Richard Liddle (red t-shirt) and Jonathan Aspinal (right) of Cohda Design with David Knapton (left) and Neil Milburn (2nd right)

A POPULAR toy from the 1960s is the inspiration behind cutting-edge technology that allows consumers to design and manufacture their own pieces of contemporary furniture - with no specialist skills needed.

Innovators at Gateshead-based Cohda Design are expanding the mathematical principles of geometric drawing tool Spirograph into three dimensions, linked with a new computer program and the latest 3D printing technologies to produce its unique “Binary Furniture”.

According to the company, it’s now as simple to create a table in plastic as it was to draw a complex Spirograph pattern in the 1960s. The difference from the two-dimensional version is that binary spirals are drawn directly onto a digital computer tablet, where a third dimension is added and the data collected from the process determines overall shape and structure of the object, for instance, a table or chair.

Experts at the Digital Factory – which is based in the University of Sunderland’s Institute for Automotive and Manufacturing Advanced Practice (AMAP) – helped in the production of the physical model, using their cutting-edge 3D CAD system, called Catia.

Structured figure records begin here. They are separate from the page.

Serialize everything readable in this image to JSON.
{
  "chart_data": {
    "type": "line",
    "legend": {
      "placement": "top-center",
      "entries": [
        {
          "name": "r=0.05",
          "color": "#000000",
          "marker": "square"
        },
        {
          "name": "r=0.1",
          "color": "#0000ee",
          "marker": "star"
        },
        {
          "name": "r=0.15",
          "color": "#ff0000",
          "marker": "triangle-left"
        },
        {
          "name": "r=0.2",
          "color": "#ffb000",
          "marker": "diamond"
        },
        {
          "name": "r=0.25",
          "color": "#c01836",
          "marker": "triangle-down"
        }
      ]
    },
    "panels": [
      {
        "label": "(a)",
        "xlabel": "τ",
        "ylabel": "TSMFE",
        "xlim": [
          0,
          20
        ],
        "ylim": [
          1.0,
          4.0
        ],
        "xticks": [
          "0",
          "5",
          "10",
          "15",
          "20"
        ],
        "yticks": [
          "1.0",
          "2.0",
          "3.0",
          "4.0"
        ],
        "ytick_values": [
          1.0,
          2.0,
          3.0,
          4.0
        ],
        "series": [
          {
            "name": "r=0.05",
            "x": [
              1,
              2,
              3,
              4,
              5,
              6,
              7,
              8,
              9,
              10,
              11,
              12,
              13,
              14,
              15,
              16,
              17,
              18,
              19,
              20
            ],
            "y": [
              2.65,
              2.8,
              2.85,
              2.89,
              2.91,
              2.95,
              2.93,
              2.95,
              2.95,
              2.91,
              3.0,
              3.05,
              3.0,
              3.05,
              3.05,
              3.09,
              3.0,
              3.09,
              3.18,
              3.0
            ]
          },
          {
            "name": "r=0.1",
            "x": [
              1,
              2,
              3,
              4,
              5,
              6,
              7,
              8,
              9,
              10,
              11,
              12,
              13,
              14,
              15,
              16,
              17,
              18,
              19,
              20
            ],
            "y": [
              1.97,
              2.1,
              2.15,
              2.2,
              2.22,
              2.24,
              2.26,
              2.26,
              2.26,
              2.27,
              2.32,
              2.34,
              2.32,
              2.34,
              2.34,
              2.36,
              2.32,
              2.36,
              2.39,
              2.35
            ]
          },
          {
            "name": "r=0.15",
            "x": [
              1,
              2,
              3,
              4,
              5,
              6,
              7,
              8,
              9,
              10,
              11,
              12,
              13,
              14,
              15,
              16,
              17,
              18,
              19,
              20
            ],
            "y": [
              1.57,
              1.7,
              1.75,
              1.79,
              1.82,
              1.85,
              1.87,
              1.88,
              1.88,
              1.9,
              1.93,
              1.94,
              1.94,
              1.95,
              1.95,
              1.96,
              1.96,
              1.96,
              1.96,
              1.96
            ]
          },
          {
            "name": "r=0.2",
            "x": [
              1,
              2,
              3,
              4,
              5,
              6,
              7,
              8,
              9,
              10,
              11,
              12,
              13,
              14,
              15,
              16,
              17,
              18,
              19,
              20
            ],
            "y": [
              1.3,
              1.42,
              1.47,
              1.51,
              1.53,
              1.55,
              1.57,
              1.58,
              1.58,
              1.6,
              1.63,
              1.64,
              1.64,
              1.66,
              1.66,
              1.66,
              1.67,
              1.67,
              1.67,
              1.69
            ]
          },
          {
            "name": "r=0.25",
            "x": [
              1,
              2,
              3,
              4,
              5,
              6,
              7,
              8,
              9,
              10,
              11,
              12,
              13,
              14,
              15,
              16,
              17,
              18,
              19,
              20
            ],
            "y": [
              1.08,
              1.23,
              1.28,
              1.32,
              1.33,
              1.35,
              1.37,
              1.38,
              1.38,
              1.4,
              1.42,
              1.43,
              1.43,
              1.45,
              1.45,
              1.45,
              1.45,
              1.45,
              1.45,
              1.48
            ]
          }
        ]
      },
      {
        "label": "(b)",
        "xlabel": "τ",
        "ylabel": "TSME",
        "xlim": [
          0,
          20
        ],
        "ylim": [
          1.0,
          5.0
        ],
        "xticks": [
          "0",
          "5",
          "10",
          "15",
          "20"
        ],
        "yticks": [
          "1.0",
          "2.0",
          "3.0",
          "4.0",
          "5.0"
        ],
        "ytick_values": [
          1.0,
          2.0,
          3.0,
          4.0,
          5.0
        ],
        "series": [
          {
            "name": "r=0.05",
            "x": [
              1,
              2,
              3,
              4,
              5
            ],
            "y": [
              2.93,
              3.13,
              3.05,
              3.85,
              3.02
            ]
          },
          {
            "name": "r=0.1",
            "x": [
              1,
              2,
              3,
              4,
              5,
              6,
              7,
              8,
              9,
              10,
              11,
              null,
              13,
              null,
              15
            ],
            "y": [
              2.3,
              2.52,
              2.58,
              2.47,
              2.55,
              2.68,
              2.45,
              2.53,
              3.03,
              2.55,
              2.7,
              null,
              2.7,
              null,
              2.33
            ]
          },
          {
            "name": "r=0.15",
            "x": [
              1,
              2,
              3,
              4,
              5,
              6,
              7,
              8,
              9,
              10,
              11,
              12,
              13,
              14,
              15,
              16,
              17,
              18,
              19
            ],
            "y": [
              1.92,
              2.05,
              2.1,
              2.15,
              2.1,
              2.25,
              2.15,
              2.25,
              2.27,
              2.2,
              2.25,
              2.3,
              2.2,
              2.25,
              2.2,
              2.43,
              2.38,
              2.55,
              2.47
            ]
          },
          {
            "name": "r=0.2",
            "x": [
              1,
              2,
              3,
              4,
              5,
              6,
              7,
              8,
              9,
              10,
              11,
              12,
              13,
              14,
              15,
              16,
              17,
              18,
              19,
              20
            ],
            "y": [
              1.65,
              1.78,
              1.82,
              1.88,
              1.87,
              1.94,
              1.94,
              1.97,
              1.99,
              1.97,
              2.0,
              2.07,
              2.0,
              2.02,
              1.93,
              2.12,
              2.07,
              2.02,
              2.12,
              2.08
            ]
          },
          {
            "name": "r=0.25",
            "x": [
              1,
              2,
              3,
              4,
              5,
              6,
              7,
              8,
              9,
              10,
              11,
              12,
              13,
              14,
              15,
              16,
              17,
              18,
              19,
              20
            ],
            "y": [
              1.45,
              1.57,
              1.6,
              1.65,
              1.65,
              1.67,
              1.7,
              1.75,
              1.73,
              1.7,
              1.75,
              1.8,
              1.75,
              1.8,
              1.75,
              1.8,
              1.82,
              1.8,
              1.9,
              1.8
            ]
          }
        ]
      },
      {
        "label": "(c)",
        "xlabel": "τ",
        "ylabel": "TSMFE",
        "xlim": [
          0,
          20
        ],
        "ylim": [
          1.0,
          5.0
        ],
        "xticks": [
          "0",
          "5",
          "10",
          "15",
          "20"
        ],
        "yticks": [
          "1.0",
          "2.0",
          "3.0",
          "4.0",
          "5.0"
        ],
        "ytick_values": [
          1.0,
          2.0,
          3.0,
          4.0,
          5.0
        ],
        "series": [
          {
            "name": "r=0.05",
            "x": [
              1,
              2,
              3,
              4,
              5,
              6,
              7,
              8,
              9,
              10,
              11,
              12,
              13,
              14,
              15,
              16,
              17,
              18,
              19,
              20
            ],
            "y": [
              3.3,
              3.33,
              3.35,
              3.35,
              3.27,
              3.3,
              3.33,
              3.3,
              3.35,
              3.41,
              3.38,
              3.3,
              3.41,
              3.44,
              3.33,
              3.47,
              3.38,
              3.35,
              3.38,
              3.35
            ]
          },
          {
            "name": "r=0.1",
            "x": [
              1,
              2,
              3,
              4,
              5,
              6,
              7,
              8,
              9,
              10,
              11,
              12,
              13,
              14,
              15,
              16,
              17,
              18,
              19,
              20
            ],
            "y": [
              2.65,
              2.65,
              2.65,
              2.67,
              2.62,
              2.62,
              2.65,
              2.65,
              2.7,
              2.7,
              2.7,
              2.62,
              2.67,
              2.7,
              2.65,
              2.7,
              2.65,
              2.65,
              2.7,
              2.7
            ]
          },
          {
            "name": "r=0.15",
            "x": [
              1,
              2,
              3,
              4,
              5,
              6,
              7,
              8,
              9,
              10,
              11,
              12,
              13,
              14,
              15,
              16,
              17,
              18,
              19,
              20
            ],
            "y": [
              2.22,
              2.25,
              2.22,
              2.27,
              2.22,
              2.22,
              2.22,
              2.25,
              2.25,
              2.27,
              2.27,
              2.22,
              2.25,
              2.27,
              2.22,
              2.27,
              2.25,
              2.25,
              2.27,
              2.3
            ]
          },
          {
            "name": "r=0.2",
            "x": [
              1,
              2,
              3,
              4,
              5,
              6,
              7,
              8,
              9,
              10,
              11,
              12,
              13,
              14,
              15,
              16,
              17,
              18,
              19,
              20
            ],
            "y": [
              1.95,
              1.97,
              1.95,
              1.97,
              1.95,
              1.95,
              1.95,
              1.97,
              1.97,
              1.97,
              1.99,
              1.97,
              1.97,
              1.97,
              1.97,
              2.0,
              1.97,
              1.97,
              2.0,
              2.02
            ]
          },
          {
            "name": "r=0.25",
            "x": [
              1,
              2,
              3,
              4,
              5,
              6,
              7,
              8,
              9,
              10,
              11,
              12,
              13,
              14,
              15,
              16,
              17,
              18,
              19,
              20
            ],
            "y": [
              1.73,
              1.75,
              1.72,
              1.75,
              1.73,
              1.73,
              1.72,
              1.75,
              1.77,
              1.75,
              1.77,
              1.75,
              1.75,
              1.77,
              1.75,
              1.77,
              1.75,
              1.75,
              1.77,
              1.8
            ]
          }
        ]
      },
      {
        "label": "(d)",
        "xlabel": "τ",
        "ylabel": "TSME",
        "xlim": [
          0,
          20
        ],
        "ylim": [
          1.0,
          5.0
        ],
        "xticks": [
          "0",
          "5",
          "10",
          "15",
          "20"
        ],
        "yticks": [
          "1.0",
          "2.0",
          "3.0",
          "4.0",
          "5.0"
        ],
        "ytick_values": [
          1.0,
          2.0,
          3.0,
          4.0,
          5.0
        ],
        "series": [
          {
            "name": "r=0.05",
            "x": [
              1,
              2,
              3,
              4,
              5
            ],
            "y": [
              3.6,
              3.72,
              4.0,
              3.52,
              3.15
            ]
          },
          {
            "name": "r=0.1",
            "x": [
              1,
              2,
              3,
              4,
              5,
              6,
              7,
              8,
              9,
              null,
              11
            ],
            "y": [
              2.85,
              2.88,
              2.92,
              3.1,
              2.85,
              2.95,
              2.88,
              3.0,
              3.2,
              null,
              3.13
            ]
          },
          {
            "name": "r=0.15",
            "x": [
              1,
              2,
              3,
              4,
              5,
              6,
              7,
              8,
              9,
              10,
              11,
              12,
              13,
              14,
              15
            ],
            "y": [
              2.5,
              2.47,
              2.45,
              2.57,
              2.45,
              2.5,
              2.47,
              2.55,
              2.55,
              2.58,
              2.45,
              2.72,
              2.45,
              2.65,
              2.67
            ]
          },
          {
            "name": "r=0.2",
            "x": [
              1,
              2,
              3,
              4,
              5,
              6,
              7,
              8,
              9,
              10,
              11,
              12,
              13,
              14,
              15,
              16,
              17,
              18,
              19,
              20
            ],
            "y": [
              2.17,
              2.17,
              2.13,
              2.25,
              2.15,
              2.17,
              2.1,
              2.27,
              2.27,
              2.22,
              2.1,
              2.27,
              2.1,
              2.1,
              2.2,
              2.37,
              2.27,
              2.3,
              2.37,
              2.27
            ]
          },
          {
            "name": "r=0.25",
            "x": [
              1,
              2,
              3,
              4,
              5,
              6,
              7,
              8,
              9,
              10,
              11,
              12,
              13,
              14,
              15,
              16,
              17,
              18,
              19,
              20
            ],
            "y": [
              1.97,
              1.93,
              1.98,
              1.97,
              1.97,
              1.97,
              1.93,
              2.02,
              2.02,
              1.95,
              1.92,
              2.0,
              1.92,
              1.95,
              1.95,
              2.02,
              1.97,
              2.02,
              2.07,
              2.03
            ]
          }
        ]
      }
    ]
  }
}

Cohda’s innovative practices, such as turning milk containers and other plastic packaging into stylish products, are widely featured in the world design press and at various museum collections.

They chose to showcase their latest product at the Baltic Centre for Contemporary Art, which included an interactive element for the public to create their own binary tables.

Richard Liddle, who set up the company three years ago, said: “Rapid prototyping is still an expensive and mostly unknown process outside the design and engineering industries but, with costs steadily falling year by year, and companies researching the use of recycled materials in the process, ourselves included, the future possibilities are very diverse.”